The pretraining data of today's strongest language models is opaque; in particular, little is known about the proportions of various domains or languages represented. In this work, we tackle a task which we call data mixture inference, which aims to uncover the distributional make-up of training data. We introduce a novel attack based on a previously overlooked source of information: byte-pair encoding (BPE) tokenizers, used by the vast majority of modern language models. Our key insight is that the ordered list of merge rules learned by a BPE tokenizer naturally reveals information about the token frequencies in its training data. Given a tokenizer's merge list along with example data for each category of interest, we formulate a linear program that solves for the proportion of each category in the tokenizer's training set. In controlled experiments, we show that our attack recovers mixture ratios with high precision for tokenizers trained on known mixtures of natural languages, programming languages, and data sources. We then apply our approach to off-the-shelf tokenizers released with recent LMs. We confirm much publicly disclosed information about these models, and also make several new inferences: GPT-4o and Mistral NeMo's tokenizers are much more multilingual than their predecessors, training on 39% and 47% non-English language data, respectively; Llama 3 extends GPT-3.5's tokenizer primarily for multilingual (48%) use; GPT-3.5's and Claude's tokenizers are trained on predominantly code (~60%). We hope our work sheds light on current design practices for pretraining data, and inspires continued research into data mixture inference for LMs.

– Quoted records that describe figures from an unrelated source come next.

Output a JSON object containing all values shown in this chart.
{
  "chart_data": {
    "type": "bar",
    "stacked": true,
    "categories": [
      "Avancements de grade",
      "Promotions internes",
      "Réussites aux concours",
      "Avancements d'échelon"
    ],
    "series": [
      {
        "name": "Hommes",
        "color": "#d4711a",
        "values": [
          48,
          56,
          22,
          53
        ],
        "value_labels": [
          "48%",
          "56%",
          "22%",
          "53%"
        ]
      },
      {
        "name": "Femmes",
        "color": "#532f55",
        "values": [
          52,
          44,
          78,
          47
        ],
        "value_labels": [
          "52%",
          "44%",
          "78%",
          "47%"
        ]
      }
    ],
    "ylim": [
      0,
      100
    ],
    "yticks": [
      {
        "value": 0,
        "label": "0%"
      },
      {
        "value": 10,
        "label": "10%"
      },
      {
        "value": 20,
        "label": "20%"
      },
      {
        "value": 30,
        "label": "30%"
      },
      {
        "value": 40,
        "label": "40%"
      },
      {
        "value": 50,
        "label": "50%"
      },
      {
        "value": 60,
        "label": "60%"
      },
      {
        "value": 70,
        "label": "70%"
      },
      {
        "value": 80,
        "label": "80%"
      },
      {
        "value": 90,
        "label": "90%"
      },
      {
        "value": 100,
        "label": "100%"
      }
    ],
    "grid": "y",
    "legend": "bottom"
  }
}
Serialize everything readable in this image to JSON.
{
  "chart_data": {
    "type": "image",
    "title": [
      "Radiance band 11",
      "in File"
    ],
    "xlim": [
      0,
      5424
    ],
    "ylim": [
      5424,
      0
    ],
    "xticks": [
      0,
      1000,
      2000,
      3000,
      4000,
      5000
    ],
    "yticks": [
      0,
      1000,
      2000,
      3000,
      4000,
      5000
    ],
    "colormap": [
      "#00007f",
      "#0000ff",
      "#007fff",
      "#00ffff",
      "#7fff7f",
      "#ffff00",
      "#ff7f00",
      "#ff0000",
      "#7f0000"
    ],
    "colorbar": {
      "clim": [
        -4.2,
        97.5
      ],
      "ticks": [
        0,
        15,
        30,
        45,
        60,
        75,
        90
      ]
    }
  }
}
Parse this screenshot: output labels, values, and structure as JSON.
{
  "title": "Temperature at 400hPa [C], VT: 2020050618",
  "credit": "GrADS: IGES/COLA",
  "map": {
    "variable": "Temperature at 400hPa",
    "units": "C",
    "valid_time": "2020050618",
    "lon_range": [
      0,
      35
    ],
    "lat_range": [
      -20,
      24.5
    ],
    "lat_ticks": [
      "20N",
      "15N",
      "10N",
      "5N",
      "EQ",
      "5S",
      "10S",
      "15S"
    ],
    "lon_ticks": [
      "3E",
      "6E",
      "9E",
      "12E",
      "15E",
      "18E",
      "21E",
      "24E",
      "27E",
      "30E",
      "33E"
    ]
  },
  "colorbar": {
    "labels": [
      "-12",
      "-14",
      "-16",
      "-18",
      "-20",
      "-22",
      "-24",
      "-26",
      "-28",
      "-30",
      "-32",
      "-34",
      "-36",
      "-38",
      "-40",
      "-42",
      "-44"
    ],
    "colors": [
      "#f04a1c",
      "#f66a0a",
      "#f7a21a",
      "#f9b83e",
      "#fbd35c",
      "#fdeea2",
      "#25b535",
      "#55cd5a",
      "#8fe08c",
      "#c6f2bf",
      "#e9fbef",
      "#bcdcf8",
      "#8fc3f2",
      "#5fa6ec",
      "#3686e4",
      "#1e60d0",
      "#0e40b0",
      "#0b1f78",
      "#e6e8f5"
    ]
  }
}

翻译：当今最强大语言模型的预训练数据是不透明的；特别是，关于其所代表的各种领域或语言的比例知之甚少。在这项工作中，我们解决了一个我们称之为数据混合推断的任务，其目标是揭示训练数据的分布构成。我们引入了一种基于先前被忽视的信息来源的新型攻击方法：字节对编码（BPE）分词器，绝大多数现代语言模型都使用它。我们的核心洞察是，BPE分词器学习到的有序合并规则列表自然地揭示了其训练数据中词元频率的信息。给定一个分词器的合并列表以及每个感兴趣类别的示例数据，我们构建了一个线性规划问题，以求解该分词器训练集中每个类别的比例。在受控实验中，我们展示了我们的攻击能够以高精度恢复在已知的自然语言、编程语言和数据源混合数据上训练的分词器的混合比例。随后，我们将该方法应用于近期发布的语言模型所附带的现成分词器。我们证实了关于这些模型的许多公开披露信息，并得出了一些新的推断：GPT-4o和Mistral NeMo的分词器比其前代产品更加多语言化，分别训练于39%和47%的非英语语言数据；Llama 3扩展GPT-3.5的分词器主要用于多语言（48%）用途；GPT-3.5和Claude的分词器主要在代码数据（约60%）上训练。我们希望我们的工作能够揭示当前预训练数据的设计实践，并激发对语言模型数据混合推断的持续研究。